Is there a faster way to diagonalize this matrix?

Question

I'm asked to diagonalize this matrix for homework: $$\left[\begin{matrix}3&0&0&0\\ 0&2&0&0\\ 0&0&2&0\\1&0&0&3 \end{matrix}\right]$$ But since it's already almost diagonalized except for that $1$ entry, is it legit to say that we could row reduce and still have the same matrix except the 1 entry is gone? Because by simply taking the $4th$ row and subtracting $3$ times the first row we get the same exact matrix less the $1$ entry. But I'm not sure if that's a "legal" mathematical action.
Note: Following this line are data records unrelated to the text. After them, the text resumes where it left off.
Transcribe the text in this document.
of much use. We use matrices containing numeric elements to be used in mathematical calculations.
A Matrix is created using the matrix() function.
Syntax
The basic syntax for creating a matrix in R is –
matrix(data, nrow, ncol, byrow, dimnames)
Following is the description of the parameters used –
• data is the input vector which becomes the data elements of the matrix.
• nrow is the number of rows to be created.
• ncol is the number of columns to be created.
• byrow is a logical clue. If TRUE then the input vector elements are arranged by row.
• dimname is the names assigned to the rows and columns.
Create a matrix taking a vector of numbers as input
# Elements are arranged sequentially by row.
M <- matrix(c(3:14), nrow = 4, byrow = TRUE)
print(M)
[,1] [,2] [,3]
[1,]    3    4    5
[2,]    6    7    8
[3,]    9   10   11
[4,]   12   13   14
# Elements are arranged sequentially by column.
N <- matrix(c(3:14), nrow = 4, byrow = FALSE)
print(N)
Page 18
I wouldn't think so but I want to ask before I spend a bunch of time finding eigenvalues and determinants.

Answer 1

You're out of luck. This matrix is not diagonalizable.

Answer 2

Hint: After rearranging, it suffices to consider diagonalizing $\pmatrix{3&0\\1&3}$, which is not possible.

Answer 3

Since this matrix is triangular, (which represent an endomorphism $f$), then its eigenvalues are the entries on its diagonal i.e. $3,2,2,3$ and if we denote by $\mathcal{B}=(e_1,e_2,e_3,e_4)$ the standard basis then $e_2$, $e_3$ and $e_4$ are eigenvectors associated to the eigenvalues $2,2$ and $3$ respectively.

Now if this matrix is diagonalisable then there's an eigenvector $$v=a_1e_1+a_2e_2+a_3e_3+a_4e_4$$ such that $f(v)=3v$ and we can verify easly that this equality is impossible, hence this matrix isn't diagonalisable.